В «Острове сокровищ» мы не чувствуем ни нахватанности, ни даже заимствований, хотя уже эта книга почти целиком вычитана: от острова до попугая, которого вместо «Бедный Робин Крузо!» научили кричать «Пиастры! Пиастры!» (У Робинзона только что карты не было, зато она имелась у Гулливера.) Но в том-то и дело, что Стивенсон не нахватал все вдруг, откуда попало, а глубоко знал, содержал этот книжно-вымышленный мир в своем сознании. Пусть он, подобно Дефо и Робинзону, изменил до известной степени семейной традиции и, вопреки желанию отца, не стал строителем маяков, однако о бурях и рифах пишет он пером потомственно морского человека. Отсюда и черпает убедительность «правдивая ложь».

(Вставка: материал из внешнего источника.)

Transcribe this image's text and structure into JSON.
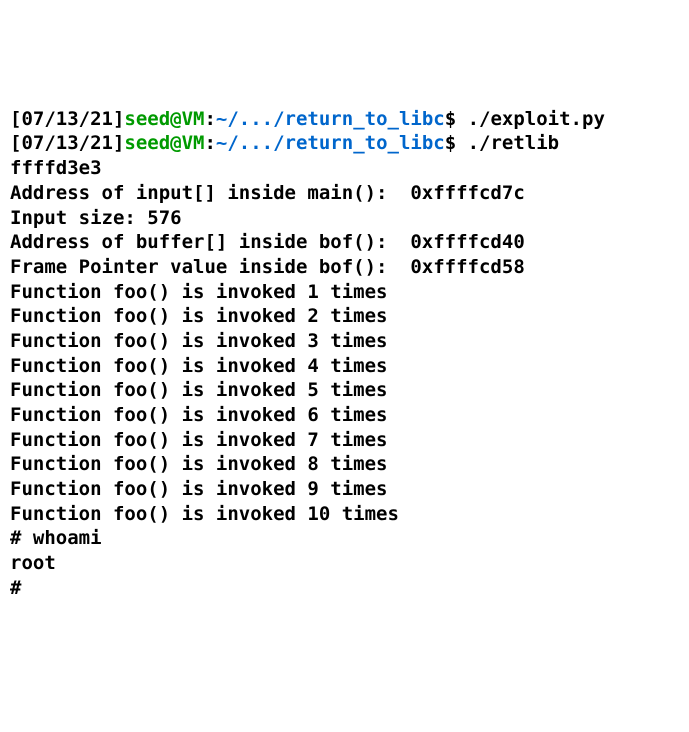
{
  "lines": [
    {
      "type": "prompt",
      "ts": "[07/13/21]",
      "user": "seed@VM",
      "path": "~/.../return_to_libc",
      "dollar": "$",
      "cmd": "./exploit.py"
    },
    {
      "type": "prompt",
      "ts": "[07/13/21]",
      "user": "seed@VM",
      "path": "~/.../return_to_libc",
      "dollar": "$",
      "cmd": "./retlib"
    },
    {
      "type": "out",
      "text": "ffffd3e3"
    },
    {
      "type": "out",
      "text": "Address of input[] inside main():  0xffffcd7c"
    },
    {
      "type": "out",
      "text": "Input size: 576"
    },
    {
      "type": "out",
      "text": "Address of buffer[] inside bof():  0xffffcd40"
    },
    {
      "type": "out",
      "text": "Frame Pointer value inside bof():  0xffffcd58"
    },
    {
      "type": "out",
      "text": "Function foo() is invoked 1 times"
    },
    {
      "type": "out",
      "text": "Function foo() is invoked 2 times"
    },
    {
      "type": "out",
      "text": "Function foo() is invoked 3 times"
    },
    {
      "type": "out",
      "text": "Function foo() is invoked 4 times"
    },
    {
      "type": "out",
      "text": "Function foo() is invoked 5 times"
    },
    {
      "type": "out",
      "text": "Function foo() is invoked 6 times"
    },
    {
      "type": "out",
      "text": "Function foo() is invoked 7 times"
    },
    {
      "type": "out",
      "text": "Function foo() is invoked 8 times"
    },
    {
      "type": "out",
      "text": "Function foo() is invoked 9 times"
    },
    {
      "type": "out",
      "text": "Function foo() is invoked 10 times"
    },
    {
      "type": "out",
      "text": "# whoami"
    },
    {
      "type": "out",
      "text": "root"
    },
    {
      "type": "out",
      "text": "# "
    }
  ]
}
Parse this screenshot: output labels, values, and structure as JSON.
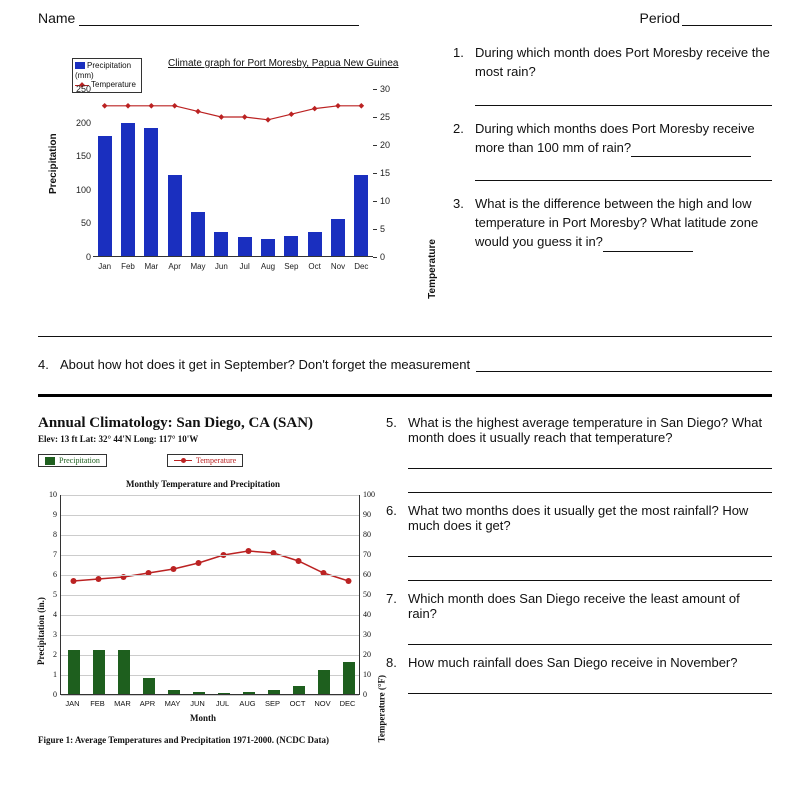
{
  "header": {
    "name_label": "Name",
    "period_label": "Period"
  },
  "chart1": {
    "title": "Climate graph for Port Moresby, Papua New Guinea",
    "legend_precip": "Precipitation (mm)",
    "legend_temp": "Temperature",
    "axis_left": "Precipitation",
    "axis_right": "Temperature",
    "y_left_ticks": [
      0,
      50,
      100,
      150,
      200,
      250
    ],
    "y_right_ticks": [
      0,
      5,
      10,
      15,
      20,
      25,
      30
    ]
  },
  "chart_data": [
    {
      "type": "bar+line",
      "title": "Climate graph for Port Moresby, Papua New Guinea",
      "categories": [
        "Jan",
        "Feb",
        "Mar",
        "Apr",
        "May",
        "Jun",
        "Jul",
        "Aug",
        "Sep",
        "Oct",
        "Nov",
        "Dec"
      ],
      "series": [
        {
          "name": "Precipitation (mm)",
          "axis": "left",
          "type": "bar",
          "values": [
            178,
            198,
            190,
            120,
            65,
            35,
            28,
            25,
            30,
            35,
            55,
            120
          ]
        },
        {
          "name": "Temperature (°C)",
          "axis": "right",
          "type": "line",
          "values": [
            27,
            27,
            27,
            27,
            26,
            25,
            25,
            24.5,
            25.5,
            26.5,
            27,
            27
          ]
        }
      ],
      "ylabel_left": "Precipitation",
      "ylabel_right": "Temperature",
      "ylim_left": [
        0,
        250
      ],
      "ylim_right": [
        0,
        30
      ]
    },
    {
      "type": "bar+line",
      "title": "Monthly Temperature and Precipitation",
      "supertitle": "Annual Climatology: San Diego, CA (SAN)",
      "subtitle": "Elev: 13 ft   Lat: 32° 44'N   Long: 117° 10'W",
      "categories": [
        "JAN",
        "FEB",
        "MAR",
        "APR",
        "MAY",
        "JUN",
        "JUL",
        "AUG",
        "SEP",
        "OCT",
        "NOV",
        "DEC"
      ],
      "series": [
        {
          "name": "Precipitation (in.)",
          "axis": "left",
          "type": "bar",
          "values": [
            2.2,
            2.2,
            2.2,
            0.8,
            0.2,
            0.1,
            0.05,
            0.1,
            0.2,
            0.4,
            1.2,
            1.6
          ]
        },
        {
          "name": "Temperature (°F)",
          "axis": "right",
          "type": "line",
          "values": [
            57,
            58,
            59,
            61,
            63,
            66,
            70,
            72,
            71,
            67,
            61,
            57
          ]
        }
      ],
      "ylabel_left": "Precipitation (in.)",
      "ylabel_right": "Temperature (°F)",
      "xlabel": "Month",
      "ylim_left": [
        0,
        10
      ],
      "ylim_right": [
        0,
        100
      ],
      "caption": "Figure 1: Average Temperatures and Precipitation 1971-2000. (NCDC Data)"
    }
  ],
  "chart2": {
    "title": "Annual Climatology: San Diego, CA (SAN)",
    "subtitle": "Elev: 13 ft   Lat: 32° 44'N   Long: 117° 10'W",
    "legend_precip": "Precipitation",
    "legend_temp": "Temperature",
    "plot_title": "Monthly Temperature and Precipitation",
    "axis_left": "Precipitation (in.)",
    "axis_right": "Temperature (°F)",
    "axis_x": "Month",
    "caption": "Figure 1: Average Temperatures and Precipitation 1971-2000. (NCDC Data)",
    "y_left_ticks": [
      0,
      1,
      2,
      3,
      4,
      5,
      6,
      7,
      8,
      9,
      10
    ],
    "y_right_ticks": [
      0,
      10,
      20,
      30,
      40,
      50,
      60,
      70,
      80,
      90,
      100
    ]
  },
  "questions": {
    "q1": "During which month does Port Moresby receive the most rain?",
    "q2": "During which months does Port Moresby receive more than 100 mm of rain?",
    "q3": "What is the difference between the high and low temperature in Port Moresby? What latitude zone would you guess it in?",
    "q4": "About how hot does it get in September? Don't forget the measurement",
    "q5": "What is the highest average temperature in San Diego? What month does it usually reach that temperature?",
    "q6": "What two months does it usually get the most rainfall? How much does it get?",
    "q7": "Which month does San Diego receive the least amount of rain?",
    "q8": "How much rainfall does San Diego receive in November?"
  }
}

«Мама, — сказал однажды маленький Стивенсон, подойдя к матери с каким-то собственным рисунком, — тело я уже нарисовал. Хочешь, я теперь нарисую душу?» Этот мальчик, когда вырос (на «Робинзоне Крузо»), и написал «Остров сокровищ». Но когда тот же мальчик, сделавшись взрослым, пробовал робинзонить, из него получался не путешественник-первооткрыватель, а в лучшем случае турист. На таком искусственно сочиненном пути его подстерегали реальные опасности, был даже риск для жизни, и все же изначальная надуманность сказывалась и само страдание получалось всего лишь экспериментом.

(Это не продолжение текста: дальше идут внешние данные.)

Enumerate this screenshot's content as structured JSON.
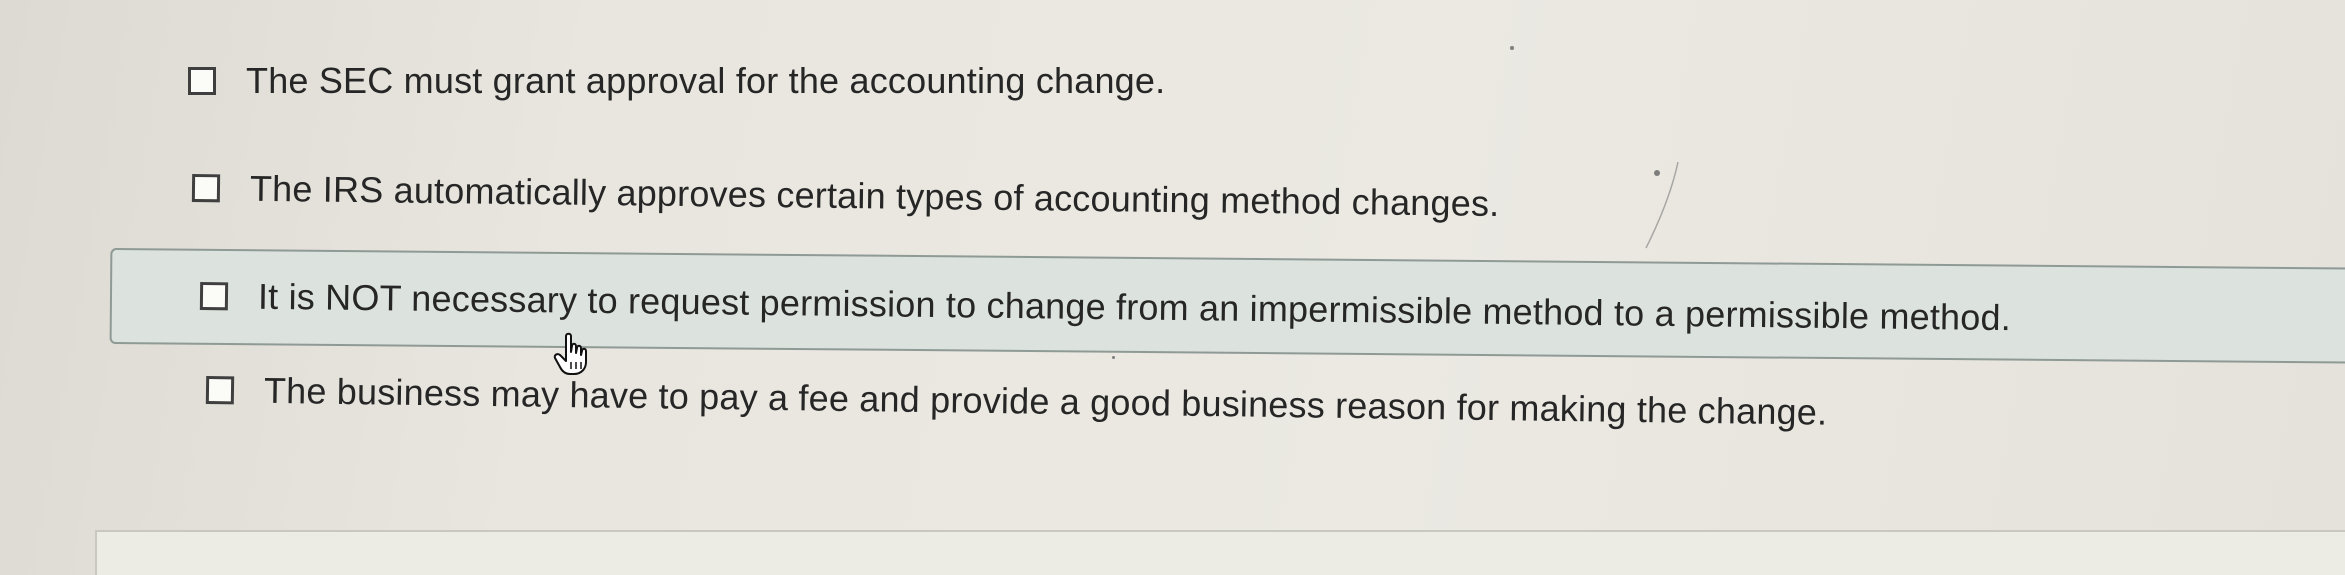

Вот он, «эмигрант-любитель» (так у Стивенсона названа целая книжка), плывет в Америку с настоящими переселенцами. Он разделяет с ними, казалось бы, все тяготы пути и все-таки лишь играет в «тяжелое плавание». Как человеку болезненному и слабому физически, эмигранту-любителю приходится, может быть, даже тяжелее, чем эмигрантам поневоле. А все-таки это судьба для них, для него игра, они живут, он экспериментирует, И (к чести Стивенсона, надо сказать) видит разницу, Стивенсон писал о своих спутниках: «Такие жизни обладают в своих масштабах притягательностью „Робинзона Крузо“, ибо все в них голос самой судьбы и жизнь человеческая открывается во всей своей обнаженности, до крайних пределов своей сущности».